Una trágica escena conmocionó esta tarde al Cercado de Lima. Beatriz Sánchez Herrera, una adulta mayor de 67 años que se ganaba la vida vendiendo golosinas en la vía pública, falleció tras ser atropellada por un bus de transporte público a la altura del Jr. Huánuco. El vehículo, perteneciente a la empresa “Lima Urban Company”, también conocida como “La 31”, era conducido por David Faustino Quispe Olluque.
Testigos informaron que la señora Beatriz era conocida en la zona por ofrecer dulces a conductores y peatones desde tempranas horas. Su trágico final ha generado consternación, ya que varios testigos aseguran que el conductor del bus intentó huir del lugar tras el accidente, dejando el cuerpo de la mujer en plena vía pública. Familiares de la víctima exigen justicia y que el responsable asuma las consecuencias legales del hecho.
Agentes de la Policía Nacional del Perú (PNP) acudieron rápidamente al lugar para controlar el tránsito, mientras que personal de Criminalística y forenses del Ministerio Público realizan las diligencias correspondientes. El caso ha sido puesto en manos de las autoridades para determinar responsabilidades y aplicar las sanciones que correspondan.

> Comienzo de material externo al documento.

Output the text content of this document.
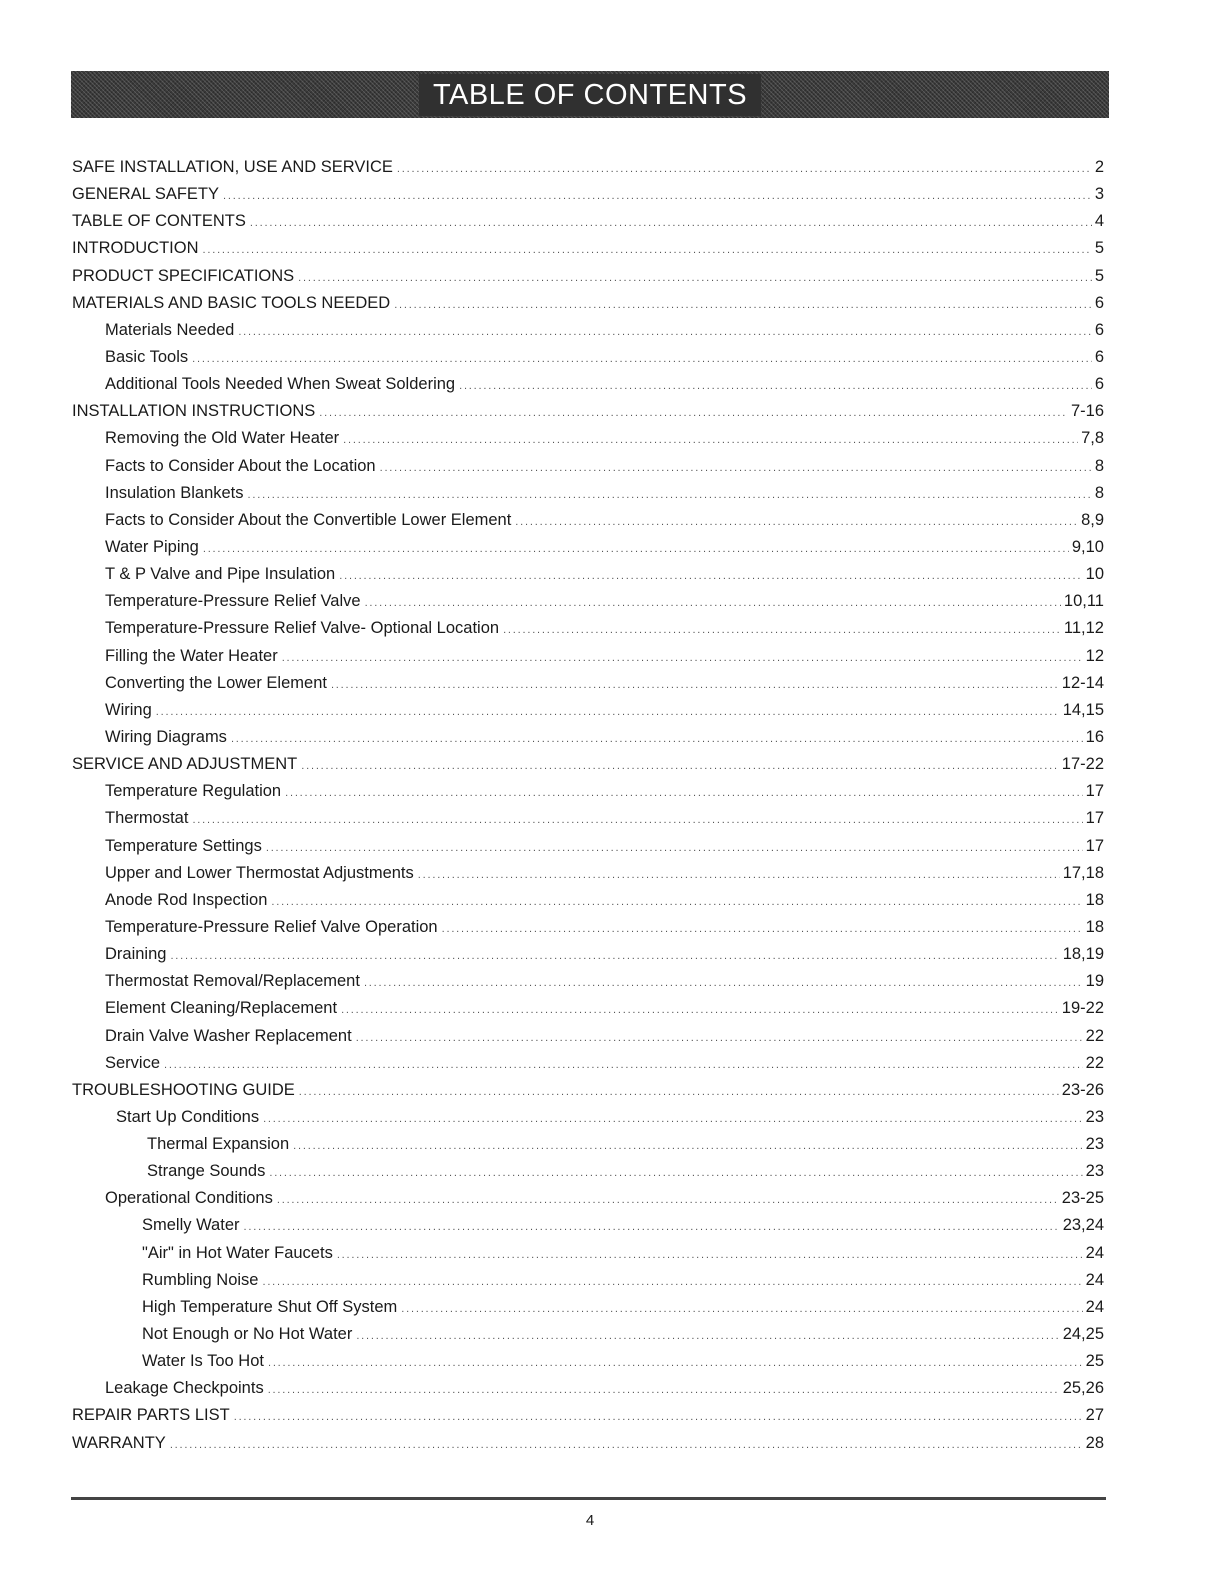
TABLE OF CONTENTS
SAFE INSTALLATION, USE AND SERVICE .....	2
GENERAL SAFETY .....	3
TABLE OF CONTENTS .....	4
INTRODUCTION .....	5
PRODUCT SPECIFICATIONS .....	5
MATERIALS AND BASIC TOOLS NEEDED .....	6
Materials Needed .....	6
Basic Tools .....	6
Additional Tools Needed When Sweat Soldering .....	6
INSTALLATION INSTRUCTIONS .....	7-16
Removing the Old Water Heater .....	7,8
Facts to Consider About the Location .....	8
Insulation Blankets .....	8
Facts to Consider About the Convertible Lower Element .....	8,9
Water Piping .....	9,10
T & P Valve and Pipe Insulation .....	10
Temperature-Pressure Relief Valve .....	10,11
Temperature-Pressure Relief Valve- Optional Location .....	11,12
Filling the Water Heater .....	12
Converting the Lower Element .....	12-14
Wiring .....	14,15
Wiring Diagrams .....	16
SERVICE AND ADJUSTMENT .....	17-22
Temperature Regulation .....	17
Thermostat .....	17
Temperature Settings .....	17
Upper and Lower Thermostat Adjustments .....	17,18
Anode Rod Inspection .....	18
Temperature-Pressure Relief Valve Operation .....	18
Draining .....	18,19
Thermostat Removal/Replacement .....	19
Element Cleaning/Replacement .....	19-22
Drain Valve Washer Replacement .....	22
Service .....	22
TROUBLESHOOTING GUIDE .....	23-26
Start Up Conditions .....	23
Thermal Expansion .....	23
Strange Sounds .....	23
Operational Conditions .....	23-25
Smelly Water .....	23,24
"Air" in Hot Water Faucets .....	24
Rumbling Noise .....	24
High Temperature Shut Off System .....	24
Not Enough or No Hot Water .....	24,25
Water Is Too Hot .....	25
Leakage Checkpoints .....	25,26
REPAIR PARTS LIST .....	27
WARRANTY .....	28
4
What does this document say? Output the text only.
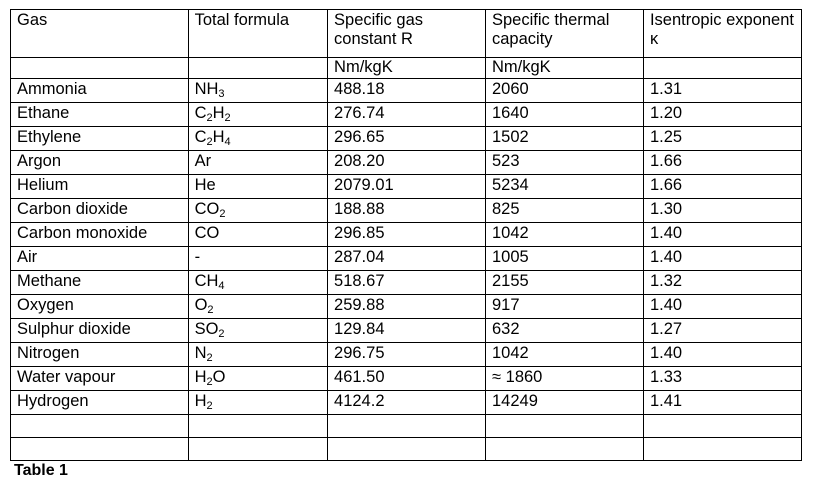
Gas	Total formula	Specific gas constant R	Specific thermal capacity	Isentropic exponent κ
		Nm/kgK	Nm/kgK	
Ammonia	$NH_3$	488.18	2060	1.31
Ethane	$C_2H_2$	276.74	1640	1.20
Ethylene	$C_2H_4$	296.65	1502	1.25
Argon	Ar	208.20	523	1.66
Helium	He	2079.01	5234	1.66
Carbon dioxide	$CO_2$	188.88	825	1.30
Carbon monoxide	CO	296.85	1042	1.40
Air	-	287.04	1005	1.40
Methane	$CH_4$	518.67	2155	1.32
Oxygen	$O_2$	259.88	917	1.40
Sulphur dioxide	$SO_2$	129.84	632	1.27
Nitrogen	$N_2$	296.75	1042	1.40
Water vapour	$H_2O$	461.50	≈ 1860	1.33
Hydrogen	$H_2$	4124.2	14249	1.41

Table 1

Este lamentable hecho se suma a otro reciente caso de atropello mortal ocurrido en Los Olivos. La Fiscalía Penal de Tránsito y Seguridad Vial de Lima Norte inició una investigación contra el suboficial de la PNP, Jasson Milla (27), quien atropelló a una transeúnte mientras conducía un patrullero a la altura de la estación Los Jazmines del Metropolitano. La víctima falleció en el acto y el agente enfrenta cargos por presunto homicidio culposo.
Dos vidas se han perdido en menos de 24 horas en las pistas de Lima, evidenciando nuevamente la urgente necesidad de mejorar la fiscalización y prevención en materia de seguridad vial. Los familiares de ambas víctimas piden sanciones ejemplares para los responsables y justicia para sus seres queridos.